• Don’t Be Fooled: ‘Wealth Tax’ Would Be Bad for People, Business, the Nation

    Surge Summary: Some of today’s Democratic presidential hopeful are pushing the idea of a “wealth tax” – something that would visit quantifiable damage on individuals and society overall. One of many terrible policy proposals being advocated by the Left.

    Chris Woodward over at OneNewsNow correctly surmises anyone who’s paid any attention to this election season thus far probably has heard at least one candidate bring up the idea of a “wealth tax”.

    So, what do those two words mean? Some might find them rather vague or benign sounding. And maybe that’s the point?

    “A wealth tax is distinct from an income tax,” explains Adam Michel, a tax policy analyst for The Heritage Foundation, a center-right think tank in Washington, D.C. “It would be an entirely new tax system overlaid on top of our existing one.”

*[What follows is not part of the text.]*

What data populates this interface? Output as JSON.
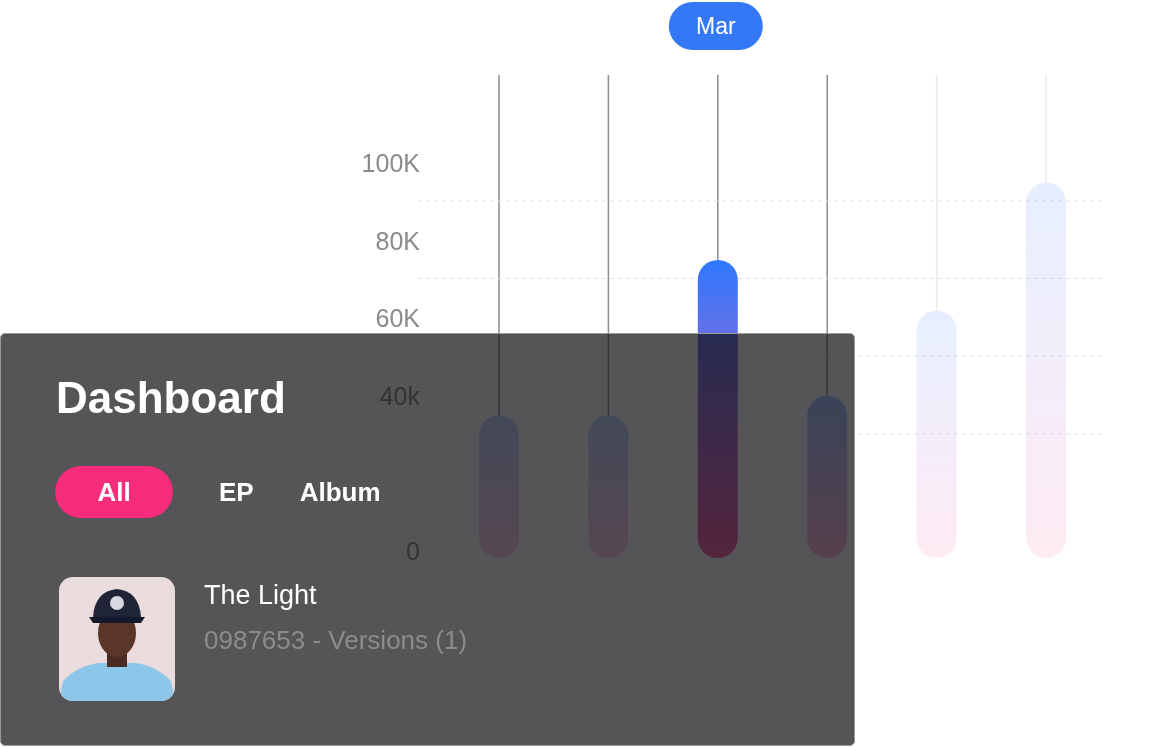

    Oh. That sounds promising, doesn’t it.

    To put it another way, it would be like having to comply with the estate tax or the “death tax.” But it would not just be after one’s assets are passed on to his heirs; it is a tax on the total accumulated assets of any given person every single year.

    “It’s often described as a small one or two percent or three percent tax. However, because it’s on a stock rather than the earnings every year, it can translate to have incredibly high effective income tax rates of above 100 percent,” Michel explains.

    This explanation just keeps getting better!

    The analyst says the practical fall out to such a policy would be people will be investing and innovating less. It would comprise “a total change in the way that we think about a government’s relation to our money,” he adds.

    Which obviously can’t be good – especially when it’s being endorsed by big-government, statist, tax-and-spend Democrats.

    It’s odd, ain’t it, but when the government effectively punishes individuals for succeeding, for earning and accumulating “wealth” of any kind, it’s likely a society will see less wealth produced overall. When less wealth is produced, the negative impact of that doesn’t just hit one person or family – it reverberates across an economy, shrinking entrepreneurialism, employment opportunities, business growth, healthy competition, prices, the availability of products, etc.

    Nay-sayers take note: history and experience have proven this over and over again.

    Along with Sen. Elizabeth Warren, supporters of a wealth tax include her male doppleganger Senator Bernie Sanders (I-Vermont). He digs the idea as – surprise! — a way of funding the bevy of new and expanded health and social programs he’s constantly proposing.

    As with so much issuing from the precincts of Leftism, the wealth tax is a foul, destructive idea.